We should remove the no learned status. It has the highest adjusted r2 value

8.15

  1. total_lenght has some outliers

8.16

  1. there appears to be a correlation between colder temperatures and damager o-rings. At 53 degrees, there is 5 damaged rings, the most of any mission.
  2. If the numerical variable temperature increases, in this case 1 degree, then the likelihood of being damaged decreases by .2162.
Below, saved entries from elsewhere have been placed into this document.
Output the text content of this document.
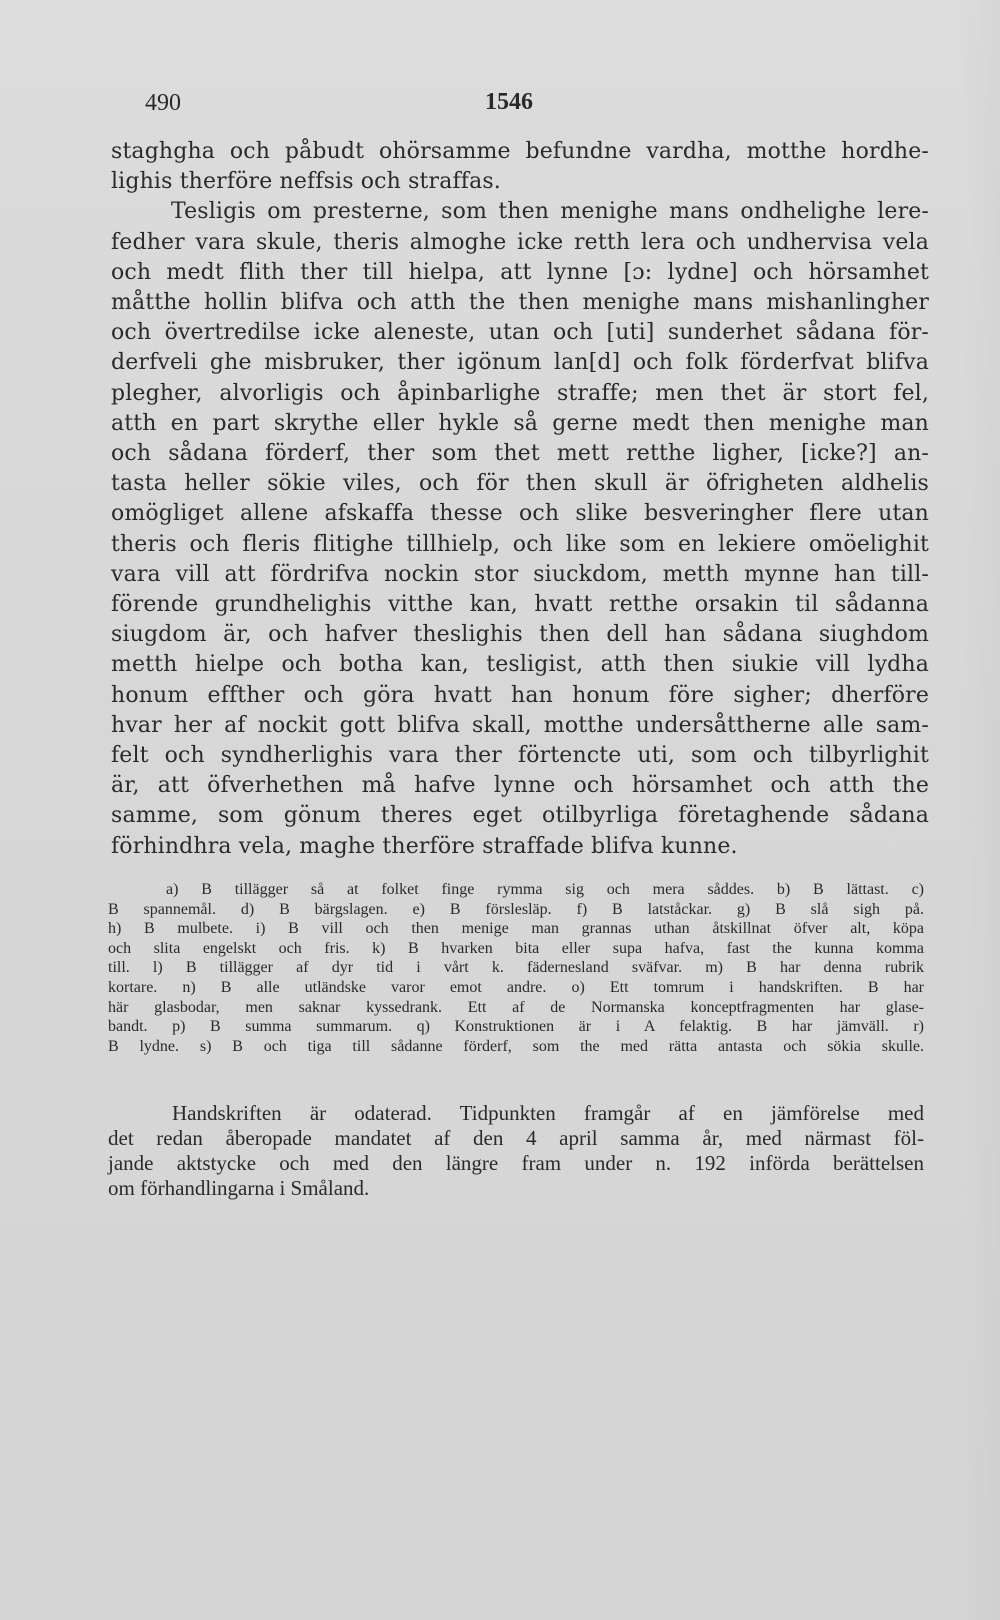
490	1546

staghgha och påbudt ohörsamme befundne vardha, motthe hordhe-
lighis therföre neffsis och straffas.

Tesligis om presterne, som then menighe mans ondhelighe lere-
fedher vara skule, theris almoghe icke retth lera och undhervisa vela
och medt flith ther till hielpa, att lynne [ɔ: lydne] och hörsamhet
måtthe hollin blifva och atth the then menighe mans mishanlingher
och övertredilse icke aleneste, utan och [uti] sunderhet sådana för-
derfveli ghe misbruker, ther igönum lan[d] och folk förderfvat blifva
plegher, alvorligis och åpinbarlighe straffe; men thet är stort fel,
atth en part skrythe eller hykle så gerne medt then menighe man
och sådana förderf, ther som thet mett retthe ligher, [icke?] an-
tasta heller sökie viles, och för then skull är öfrigheten aldhelis
omögliget allene afskaffa thesse och slike besveringher flere utan
theris och fleris flitighe tillhielp, och like som en lekiere omöelighit
vara vill att fördrifva nockin stor siuckdom, metth mynne han till-
förende grundhelighis vitthe kan, hvatt retthe orsakin til sådanna
siugdom är, och hafver theslighis then dell han sådana siughdom
metth hielpe och botha kan, tesligist, atth then siukie vill lydha
honum effther och göra hvatt han honum före sigher; dherföre
hvar her af nockit gott blifva skall, motthe undersåttherne alle sam-
felt och syndherlighis vara ther förtencte uti, som och tilbyrlighit
är, att öfverhethen må hafve lynne och hörsamhet och atth the
samme, som gönum theres eget otilbyrliga företaghende sådana
förhindhra vela, maghe therföre straffade blifva kunne.

a) B tillägger så at folket finge rymma sig och mera såddes. b) B lättast. c)
B spannemål. d) B bärgslagen. e) B förslesläp. f) B latståckar. g) B slå sigh på.
h) B mulbete. i) B vill och then menige man grannas uthan åtskillnat öfver alt, köpa
och slita engelskt och fris. k) B hvarken bita eller supa hafva, fast the kunna komma
till. l) B tillägger af dyr tid i vårt k. fädernesland sväfvar. m) B har denna rubrik
kortare. n) B alle utländske varor emot andre. o) Ett tomrum i handskriften. B har
här glasbodar, men saknar kyssedrank. Ett af de Normanska konceptfragmenten har glase-
bandt. p) B summa summarum. q) Konstruktionen är i A felaktig. B har jämväll. r)
B lydne. s) B och tiga till sådanne förderf, som the med rätta antasta och sökia skulle.
Handskriften är odaterad. Tidpunkten framgår af en jämförelse med
det redan åberopade mandatet af den 4 april samma år, med närmast föl-
jande aktstycke och med den längre fram under n. 192 införda berättelsen
om förhandlingarna i Småland.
  3. logit(pi) = log((pi)/(1-pi)) = 11.6630 - 0.2162 * (temperature)
  4. Since the p-val for the temperature is very close to zero, it is statisically significant

8.17

  1. logit(pi) = log((pi)/(1-pi)) = 33.5095 - 1.4207 * (sex_male) - .2787 * (skull_width) + .5687 * (total_lenght) - 1.87057 * (tail_lenght) Total lenght is the only positively associated variable
sex_male <- 1
skull_width <- 63
tail_length <- 37
total_length <- 83

log = 33.5095 - 1.4207 * sex_male - 0.2787 * skull_width + 0.5687 * total_length - 1.8057 * tail_length
log
## [1] -5.0781
p <- exp(log) / (1 + exp(log))
p
## [1] 0.006193144

The probability is very low, close to .0062.

8.18

  1. lognull <- 11.6630 - 0.2162 * temperature O.ring.failure.prob <- exp(logit)/(1 + exp(logit))
temperature51 <- 51
log51 <- 11.6630 - 0.2162 * temperature51
failprob51 <- exp(log51)/(1 + exp(log51))
failprob51
## [1] 0.6540297
temperature53 <- 53
log53 <- 11.6630 - 0.2162 * temperature53
failprob53 <- exp(log53)/(1 + exp(log53))
failprob53
## [1] 0.5509228
temperature55 <- 55
log55 <- 11.6630 - 0.2162 * temperature55
failprob55 <- exp(log55)/(1 + exp(log55))
failprob55
## [1] 0.4432456
temps <- seq(from = 51, to = 81)
predicted_prob <- exp(11.6630-(0.2162*temps))/(1+exp(11.6630-(0.2162*temps)))
dtemp <- as.data.frame(cbind(temps, predicted_prob))
plot(dtemp$temps, dtemp$predicted_prob)

c. The sample size is very small, only 23. The outcome Y appears to be independent, but I do not believe the conditions are met.